There are two writing tasks and candidates will write in response to a prompt in each task. One prompt invites an argumentative response, and the other invites a personal response.
Good preparation for this section of the test is to attempt the essay prompts sample on this website (Practice Questions link). Set yourself the task of choosing and writing on two of the sample prompts. Make some time when you will not be interrupted and give yourself an hour to write your essays under 'test conditions'. It is often helpful to ask someone else to read your essay and suggest improvements or alternative approaches. It can also be useful to put your essay aside for several days before re-reading it to look for ways to make improvements.
Don't be concerned about the expected length of the MSAP Written English essays. Within reason, the quality of the writing is much more important than the length. Remember, you only have 30 minutes to plan and write each essay, and the examiners do not have unrealistic expectations of what you can produce in that time.

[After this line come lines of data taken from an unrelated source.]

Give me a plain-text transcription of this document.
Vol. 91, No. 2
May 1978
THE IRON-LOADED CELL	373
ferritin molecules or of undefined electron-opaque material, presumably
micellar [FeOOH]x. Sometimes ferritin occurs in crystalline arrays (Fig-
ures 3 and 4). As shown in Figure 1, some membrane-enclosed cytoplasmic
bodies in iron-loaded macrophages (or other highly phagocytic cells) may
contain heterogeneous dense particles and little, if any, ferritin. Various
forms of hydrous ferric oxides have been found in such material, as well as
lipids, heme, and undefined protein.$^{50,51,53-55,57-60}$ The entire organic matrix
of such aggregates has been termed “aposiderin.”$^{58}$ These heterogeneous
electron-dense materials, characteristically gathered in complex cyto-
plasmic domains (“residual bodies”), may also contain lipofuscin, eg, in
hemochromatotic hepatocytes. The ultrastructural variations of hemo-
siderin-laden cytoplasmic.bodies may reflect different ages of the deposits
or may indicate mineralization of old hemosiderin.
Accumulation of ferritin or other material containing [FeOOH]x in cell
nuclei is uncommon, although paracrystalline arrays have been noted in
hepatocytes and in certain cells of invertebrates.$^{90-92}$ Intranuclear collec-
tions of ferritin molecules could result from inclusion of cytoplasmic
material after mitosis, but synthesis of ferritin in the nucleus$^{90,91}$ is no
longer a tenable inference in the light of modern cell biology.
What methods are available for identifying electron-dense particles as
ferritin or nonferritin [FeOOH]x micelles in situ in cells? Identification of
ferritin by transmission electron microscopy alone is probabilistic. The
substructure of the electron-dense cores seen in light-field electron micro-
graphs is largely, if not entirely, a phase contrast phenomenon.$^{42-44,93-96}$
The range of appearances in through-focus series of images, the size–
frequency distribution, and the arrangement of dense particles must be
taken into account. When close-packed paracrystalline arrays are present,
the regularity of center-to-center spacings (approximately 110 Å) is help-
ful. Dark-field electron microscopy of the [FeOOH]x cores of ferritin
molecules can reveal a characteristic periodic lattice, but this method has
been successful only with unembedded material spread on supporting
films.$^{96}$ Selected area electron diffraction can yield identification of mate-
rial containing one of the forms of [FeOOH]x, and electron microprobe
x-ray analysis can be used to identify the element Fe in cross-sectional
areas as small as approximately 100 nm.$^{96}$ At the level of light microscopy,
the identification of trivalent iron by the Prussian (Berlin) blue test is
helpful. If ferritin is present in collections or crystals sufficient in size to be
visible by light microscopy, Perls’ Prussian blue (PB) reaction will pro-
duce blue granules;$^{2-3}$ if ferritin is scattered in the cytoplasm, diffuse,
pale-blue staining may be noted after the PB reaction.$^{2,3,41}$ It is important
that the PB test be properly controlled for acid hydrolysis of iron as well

The criteria for the assessment of Written English:
- The quality of what is said in the piece of writing (developing & exploring ideas in response to the prompt)
- The quality of the structure and organization developed to say something
- The quality of the language used to organize and present what is said (using language precisely & appropriately to produce a clear & fluent piece of writing)
Some comments from the MSAP markers about the characteristics of stronger responses:
"The stronger responses were those who could challenge some of the ideas (you don't have to agree with the prompt!) as well as support their point of view in some detail".
"...Ability to understand the whole prompt (not just address part of it) and deal with it broadly; able to discuss complex issues..."
"...Ability to use personal anecdote and bed it into a wider discussion..."
And characteristics of weaker responses:
"Writing which used lists/dot points/sub-headings was not successful".
"Over-use of cliches".
"Candidates often only dealt with half the prompt and omitted addressing the section that would enable them to show some depth and substance".
Some candidates are very concerned that their poor spelling will have a significant impact on their marks. Don't be. The markers are looking mainly at content - they want to see you thinking ideas through, managing complexity, going beyond the superficial. They are more interested in the words you have chosen and how you've put them together, than how you have spelled them.